For the study, Apkarian and his colleagues scanned the brains of 46 people who had an episode of lower back pain for at least four weeks and had not experienced any pain for at least one year before that. Their pain had to be rated at least five out of 10 on a pain scale for them to be included in the study.
Scientists followed the patients for a year, scanning their brains at the onset of study and one year later. After a year about half of them had improved, regardless of whether they took anything to treat the pain, and half of them continued to have pain. Those with the persistent pain had the same structural abnormalities in their white matter at the onset of the injury and after one year.

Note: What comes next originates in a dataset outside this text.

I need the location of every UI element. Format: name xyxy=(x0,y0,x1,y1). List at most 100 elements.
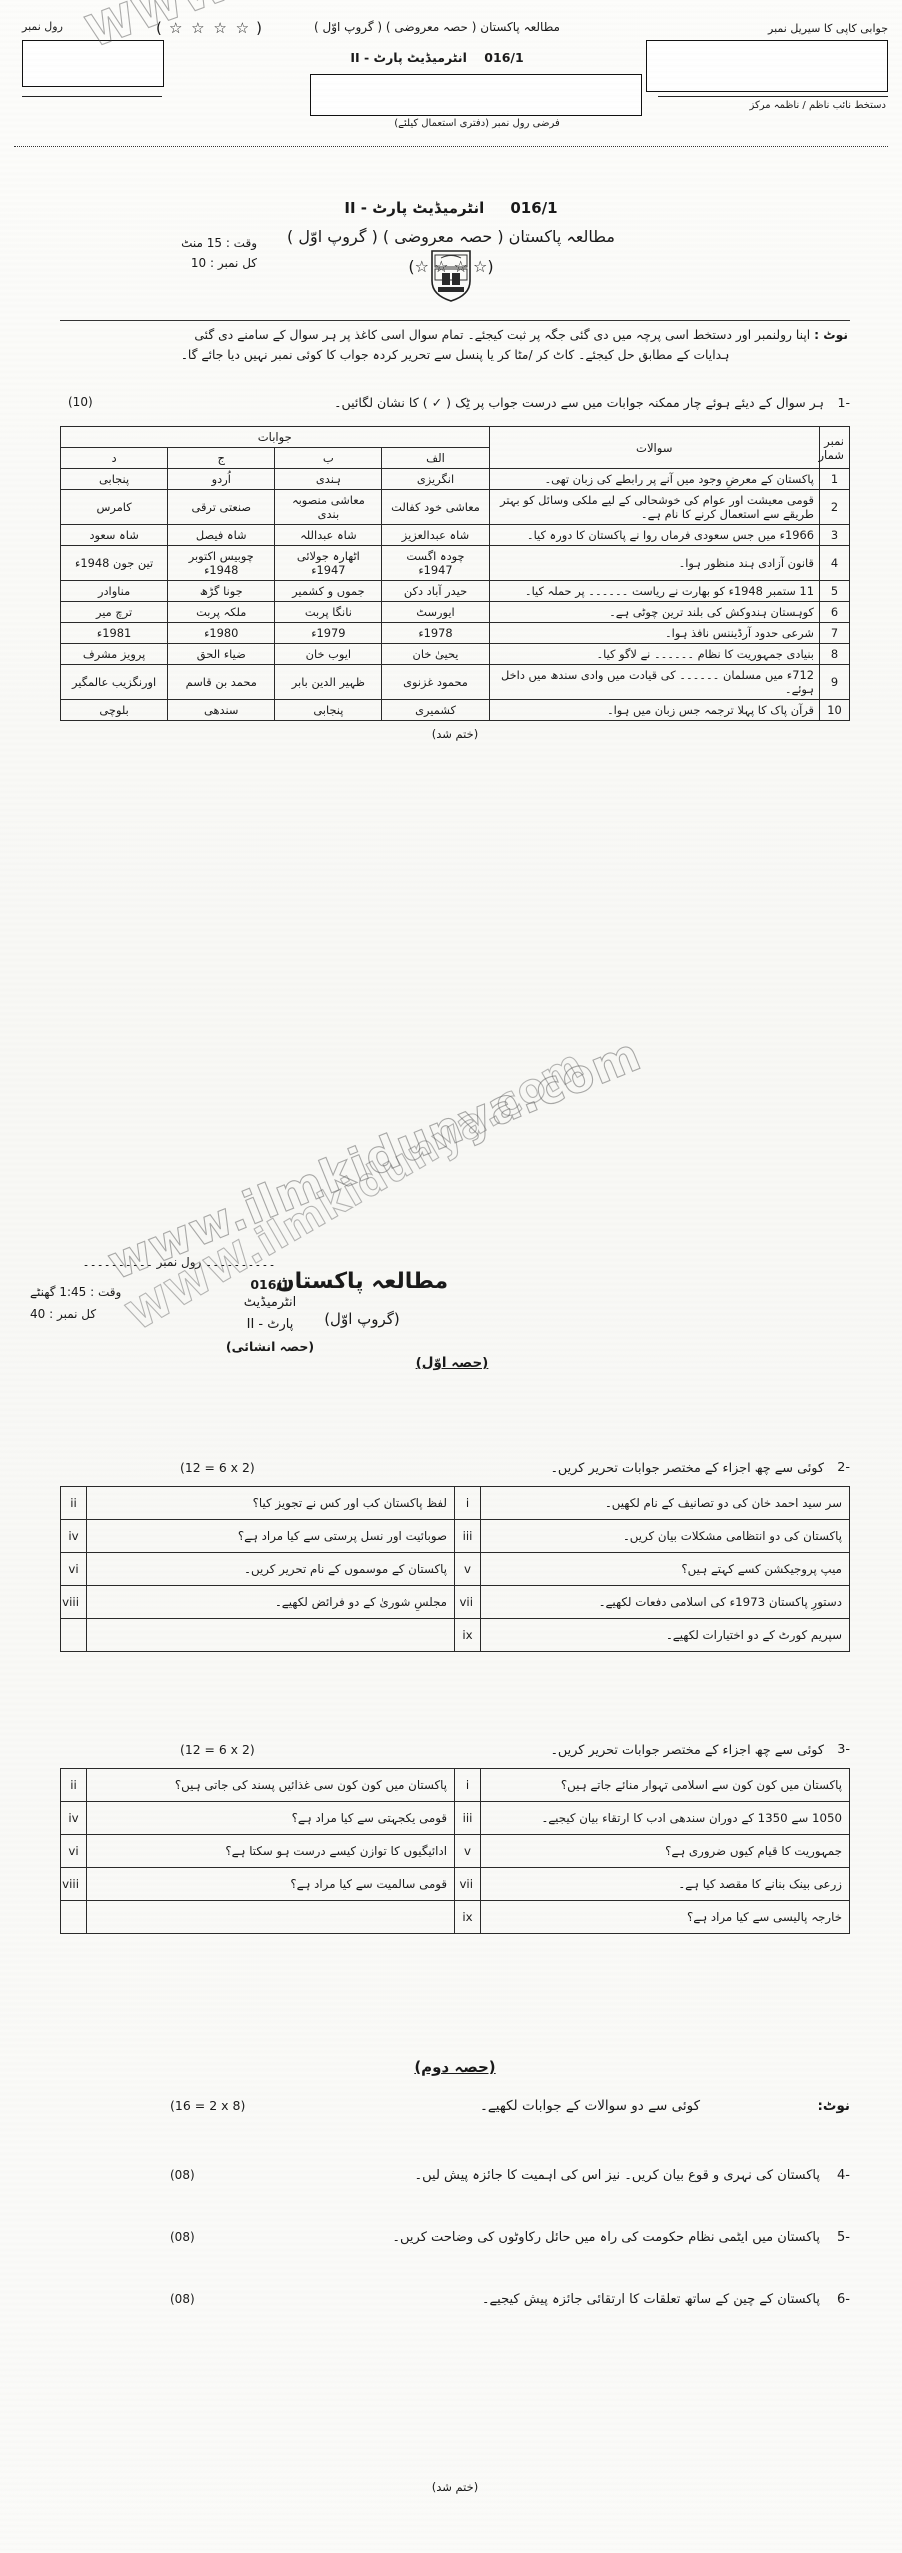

"The abnormality makes them vulnerable and predisposes them to enhanced emotional learning that then amplifies the pain and makes it more emotionally significant," Apkarian said.
"Pain is becoming an enormous burden on the public," said Linda Porter, the pain policy advisor at National Institute of Neurological Disorders and Stroke (NINDS) and a leader of the National Institutes of Health (NIH) Pain Consortium. "The U.S. government recently outlined steps to reduce the future burden of pain through broad-ranging efforts, including enhanced research. This study is a good example of the kind of innovative research we hope will reduce chronic pain, which affects a huge portion of the population."